Когда на следующий день часы пробили десять, и все уже заняли свои места в зале, туда вошел про­фессор Хеммонд. Он подождал, пока не смолкнут аплодисменты, и только после этого сел, одарив собравшихся одной из своих лучистых улыбок, в которых степень теплоты зависела от щекотливости ситуации, в которой оказывался их обладатель. Было времени, когда он заставлял себя уважать силой, но быстро понял, что это всего лишь видимость уважения, склеенная из страха и ненависти. Достигнув нынешнего своего положения, он сменил методы - начав заставлять себя делать дружелюбные жесты и извергая каскады доброжелательности. Это доставило ему новое чувство удовлетворения и уверенность, что с помощью всего этого абсурдного маска­рада он и достигает правды жизни. Иногда, теряя контроль над расчетливостью, он доводил свой театр добро­душия до границ бурлеска. Уничтожая оппозиционеров, он улыбался им при этом самой доброй из своих улы­бок, и это была высшая школа вольтижировки в добивании соперников. Профессор всегда представал в роли жертвы, приносимой на алтарь науки. Из нее он выстроил ширму для своих амбиций и к ней взывал в любой ситуации, когда председательствовал молитвенным собраниям руководимого собою общества посвященных.

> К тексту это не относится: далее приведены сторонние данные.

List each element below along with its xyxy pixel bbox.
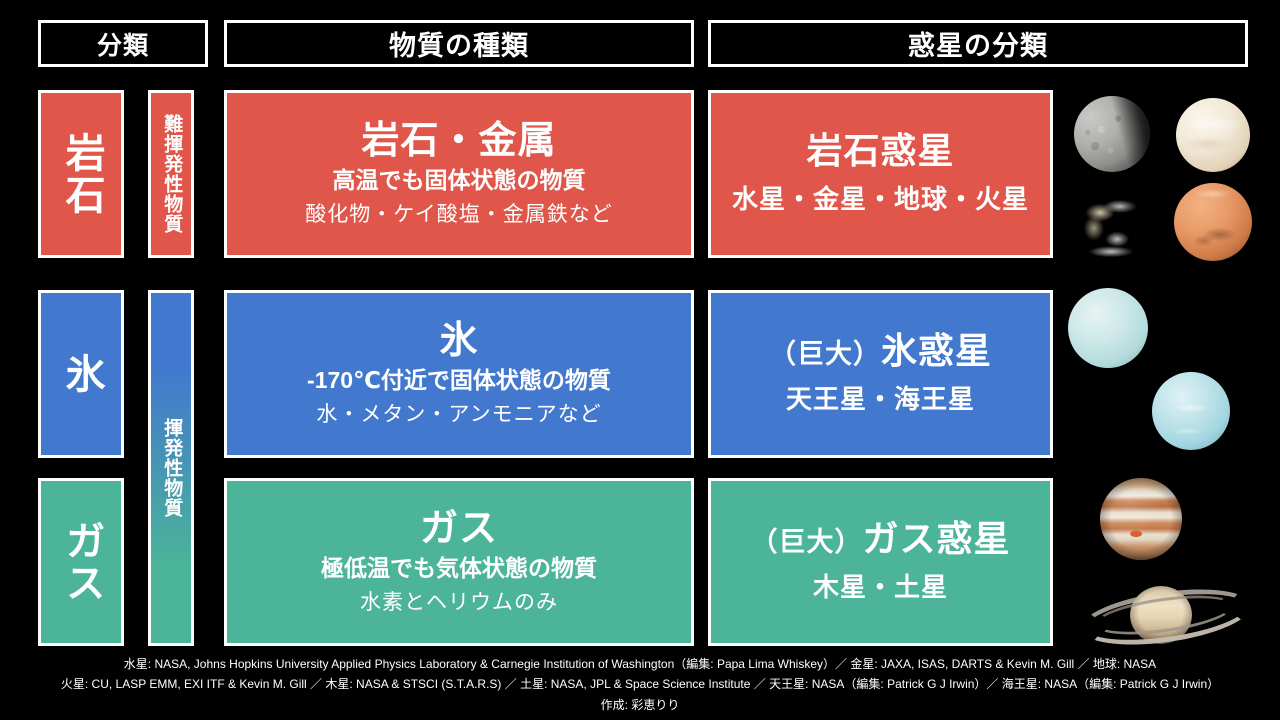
credit-line-author: 作成: 彩恵りり xyxy=(0,696,1280,715)
credit-line-1: 水星: NASA, Johns Hopkins University Appli… xyxy=(0,655,1280,674)
header-material-type-label: 物質の種類 xyxy=(389,24,529,63)
planet-group-card-gas: （巨大）ガス惑星 木星・土星 xyxy=(708,478,1053,646)
category-chip-ice: 氷 xyxy=(38,290,124,458)
planet-group-gas-prefix: （巨大） xyxy=(750,527,862,557)
material-card-rock-examples: 酸化物・ケイ酸塩・金属鉄など xyxy=(305,203,613,226)
material-card-gas: ガス 極低温でも気体状態の物質 水素とヘリウムのみ xyxy=(224,478,694,646)
category-chip-ice-label: 氷 xyxy=(59,353,102,395)
planet-group-ice-prefix: （巨大） xyxy=(769,339,881,369)
planet-group-card-rocky: 岩石惑星 水星・金星・地球・火星 xyxy=(708,90,1053,258)
infographic-canvas: 分類 物質の種類 惑星の分類 岩石 氷 ガス 難揮発性物質 揮発性物質 岩石・金… xyxy=(0,0,1280,720)
category-chip-gas-label: ガス xyxy=(59,520,102,604)
material-card-rock-title: 岩石・金属 xyxy=(361,122,556,162)
planet-group-ice-members: 天王星・海王星 xyxy=(786,379,975,416)
uranus-planet-image xyxy=(1068,288,1148,368)
material-card-gas-title: ガス xyxy=(420,510,498,550)
material-card-ice-subtitle: -170℃付近で固体状態の物質 xyxy=(307,368,611,393)
planet-group-ice-title: （巨大）氷惑星 xyxy=(769,332,992,370)
saturn-planet-image xyxy=(1072,572,1250,648)
volatility-band-volatile-label: 揮発性物質 xyxy=(161,418,182,518)
material-card-ice-title: 氷 xyxy=(439,322,478,362)
volatility-band-refractory: 難揮発性物質 xyxy=(148,90,194,258)
category-chip-gas: ガス xyxy=(38,478,124,646)
category-chip-rock: 岩石 xyxy=(38,90,124,258)
volatility-band-refractory-label: 難揮発性物質 xyxy=(161,114,182,234)
mars-planet-image xyxy=(1174,183,1252,261)
venus-planet-image xyxy=(1176,98,1250,172)
header-planet-classification: 惑星の分類 xyxy=(708,20,1248,67)
mercury-planet-image xyxy=(1074,96,1150,172)
category-chip-rock-label: 岩石 xyxy=(59,132,102,216)
material-card-ice-examples: 水・メタン・アンモニアなど xyxy=(316,403,601,426)
credit-line-2: 火星: CU, LASP EMM, EXI ITF & Kevin M. Gil… xyxy=(0,675,1280,694)
header-material-type: 物質の種類 xyxy=(224,20,694,67)
planet-group-card-ice: （巨大）氷惑星 天王星・海王星 xyxy=(708,290,1053,458)
planet-group-rocky-members: 水星・金星・地球・火星 xyxy=(732,179,1029,216)
material-card-gas-subtitle: 極低温でも気体状態の物質 xyxy=(321,556,597,581)
neptune-planet-image xyxy=(1152,372,1230,450)
planet-group-rocky-title-text: 岩石惑星 xyxy=(806,130,954,171)
jupiter-planet-image xyxy=(1100,478,1182,560)
earth-planet-image xyxy=(1072,183,1150,261)
material-card-rock: 岩石・金属 高温でも固体状態の物質 酸化物・ケイ酸塩・金属鉄など xyxy=(224,90,694,258)
header-planet-classification-label: 惑星の分類 xyxy=(908,24,1048,63)
planet-group-gas-title: （巨大）ガス惑星 xyxy=(750,520,1010,558)
header-classification: 分類 xyxy=(38,20,208,67)
planet-group-rocky-title: 岩石惑星 xyxy=(806,132,954,170)
material-card-rock-subtitle: 高温でも固体状態の物質 xyxy=(333,168,586,193)
planet-group-ice-title-text: 氷惑星 xyxy=(881,330,992,371)
planet-group-gas-title-text: ガス惑星 xyxy=(862,518,1010,559)
material-card-ice: 氷 -170℃付近で固体状態の物質 水・メタン・アンモニアなど xyxy=(224,290,694,458)
material-card-gas-examples: 水素とヘリウムのみ xyxy=(360,591,558,614)
volatility-band-volatile: 揮発性物質 xyxy=(148,290,194,646)
header-classification-label: 分類 xyxy=(97,26,149,62)
planet-group-gas-members: 木星・土星 xyxy=(813,567,948,604)
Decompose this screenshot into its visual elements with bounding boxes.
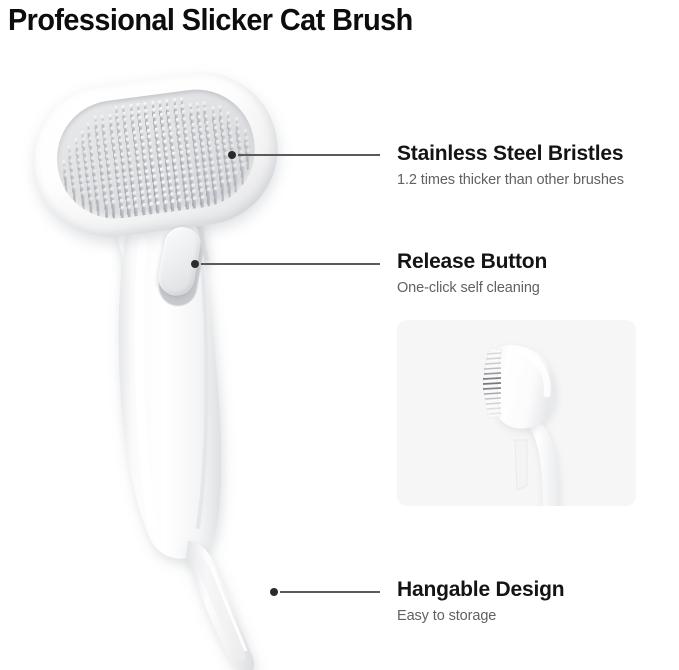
bristle-pin xyxy=(82,193,84,213)
callout-line-hangable-design xyxy=(280,591,380,593)
bristle-pin xyxy=(241,165,243,185)
callout-text-hangable-design: Hangable Design Easy to storage xyxy=(397,578,564,624)
bristle-pin xyxy=(221,181,223,202)
bristle-pin xyxy=(90,198,92,219)
callout-subtitle-hangable-design: Easy to storage xyxy=(397,608,564,624)
bristle-pin xyxy=(235,173,237,193)
bristle-pin xyxy=(97,198,99,219)
callout-subtitle-bristles: 1.2 times thicker than other brushes xyxy=(397,172,624,188)
bristle-pin xyxy=(228,180,230,201)
callout-title-hangable-design: Hangable Design xyxy=(397,578,564,602)
callout-dot-bristles xyxy=(228,151,236,159)
inset-tab xyxy=(515,440,527,490)
page-title: Professional Slicker Cat Brush xyxy=(8,2,413,38)
hanging-loop-inner xyxy=(194,555,245,662)
callout-dot-hangable-design xyxy=(270,588,278,596)
callout-text-bristles: Stainless Steel Bristles 1.2 times thick… xyxy=(397,142,624,188)
callout-title-release-button: Release Button xyxy=(397,250,547,274)
bristle-pin xyxy=(65,175,67,194)
product-illustration xyxy=(0,55,400,670)
callout-text-release-button: Release Button One-click self cleaning xyxy=(397,250,547,296)
callout-dot-release-button xyxy=(191,260,199,268)
callout-title-bristles: Stainless Steel Bristles xyxy=(397,142,624,166)
bristle-pin xyxy=(74,187,76,207)
inset-product-graphic xyxy=(397,320,636,506)
callout-line-bristles xyxy=(238,154,380,156)
callout-subtitle-release-button: One-click self cleaning xyxy=(397,280,547,296)
inset-handle xyxy=(525,416,560,506)
callout-line-release-button xyxy=(201,263,380,265)
inset-panel-self-cleaning xyxy=(397,320,636,506)
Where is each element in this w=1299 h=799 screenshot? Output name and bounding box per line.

Глядя на него, похожего на провинциального патриарха былых тысячелетий, что надзирает за возделыванием своих земель, по воскресеньям беззлобно ругает своих домашних с амвона почетного первого места за столом, а мятежи в семье подавляет с неизменным добродушием с помощью плети или библии - можно было поверить в то, как все-таки выгодно быть богом.